2. Loan-to-value ratio
The loan-to-value (LTV) ratio is calculated as the amount of the loan divided by the appraised value of the property and is expressed as a percentage. The higher the percentage, the less equity you have in your new home, which lenders believe brings more risk to the equation. For example, if the appraised value of your home is $125k and you finance $100k, your LTV is 80% (100k/$125k=.80).
In the eyes of a lender, borrowers with a higher loan-to-value ratio are more likely to default on their mortgage, and if that happens, the lender runs the risk of having to sell the property for less than the outstanding mortgage balance. Lenders prefer a lower LTV so that if the home goes into foreclosure, they stand a better chance of recouping enough money to satisfy the remaining loan balance.
In general, anything less than an 80% loan-to-value ratio requires additional private mortgage insurance, which protects the lender in the event the borrower defaults on the loan.
Borrowers with an elevated debt-to-income ratio carry a higher risk of default when it comes to loan repayment. That’s because debt-to-income is an indicator of cash flow. It is the percentage of income that is already dedicated to paying the borrower’s fixed expenses, like monthly bills, insurance, taxes and other financial obligations. With limited cash, one extra expense can easily derail a mortgage payment. The preferred DTI can vary from lender to lender, but the general consensus is around 36%.

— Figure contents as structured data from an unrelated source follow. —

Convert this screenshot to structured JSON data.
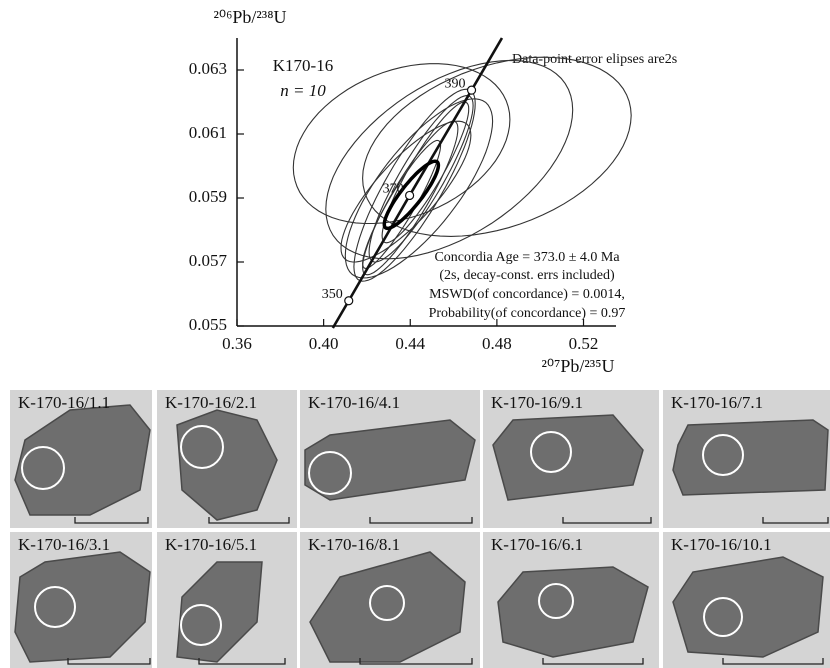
{
  "chart_data": {
    "type": "concordia",
    "y_label": "²⁰⁶Pb/²³⁸U",
    "x_label": "²⁰⁷Pb/²³⁵U",
    "xlim": [
      0.36,
      0.535
    ],
    "ylim": [
      0.055,
      0.064
    ],
    "xticks": [
      0.36,
      {
        "value": 0.4,
        "label": "0.40"
      },
      0.44,
      0.48,
      0.52
    ],
    "yticks": [
      0.055,
      0.057,
      0.059,
      0.061,
      0.063
    ],
    "sample": "K170-16",
    "n_label": "n = 10",
    "note": "Data-point error elipses are2s",
    "result_lines": [
      "Concordia Age = 373.0 ± 4.0 Ma",
      "(2s, decay-const. errs included)",
      "MSWD(of concordance) = 0.0014,",
      "Probability(of concordance)  = 0.97"
    ],
    "concordia": {
      "ages": [
        350,
        370,
        390
      ],
      "x": [
        0.4116,
        0.4397,
        0.4683
      ],
      "y": [
        0.05579,
        0.05908,
        0.06237
      ],
      "color": "#111111"
    },
    "ellipses": {
      "color": "#333333",
      "cx": [
        0.436,
        0.48,
        0.458,
        0.442,
        0.445,
        0.44,
        0.438,
        0.447,
        0.436,
        0.444
      ],
      "cy": [
        0.0607,
        0.0606,
        0.0602,
        0.0594,
        0.0596,
        0.059,
        0.0592,
        0.0598,
        0.0588,
        0.0593
      ],
      "sx": [
        0.05,
        0.062,
        0.057,
        0.028,
        0.024,
        0.022,
        0.03,
        0.02,
        0.018,
        0.034
      ],
      "sy": [
        0.0025,
        0.0028,
        0.0031,
        0.003,
        0.0026,
        0.0024,
        0.0022,
        0.0022,
        0.002,
        0.0028
      ],
      "rho": [
        0.3,
        0.35,
        0.5,
        0.85,
        0.88,
        0.9,
        0.8,
        0.9,
        0.92,
        0.75
      ]
    },
    "concordia_ellipse": {
      "cx": 0.4405,
      "cy": 0.0591,
      "sx": 0.0125,
      "sy": 0.00105,
      "rho": 0.88,
      "color": "#000000"
    }
  },
  "panels": {
    "labels": [
      "K-170-16/1.1",
      "K-170-16/2.1",
      "K-170-16/4.1",
      "K-170-16/9.1",
      "K-170-16/7.1",
      "K-170-16/3.1",
      "K-170-16/5.1",
      "K-170-16/8.1",
      "K-170-16/6.1",
      "K-170-16/10.1"
    ]
  }
}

When you apply for a mortgage loan, the lender assumes some level of risk by extending credit to you. The interest rate they charge is the cost of borrowing money, but it also includes a premium, which is based on the amount of risk. If your credit rating isn’t stellar or your numbers are in the red, you’ll probably pay more to borrow money from your lender in the form of a higher interest rate.
If you’re thinking about purchasing a home, be sure to check your credit rating, calculate your current debt-to-income ratio and consider homes that keep your LTV at a reasonable percentage. By being aware of your current financial health and working to improve these numbers, you could save a considerable amount of money when you’re ready to apply for a mortgage.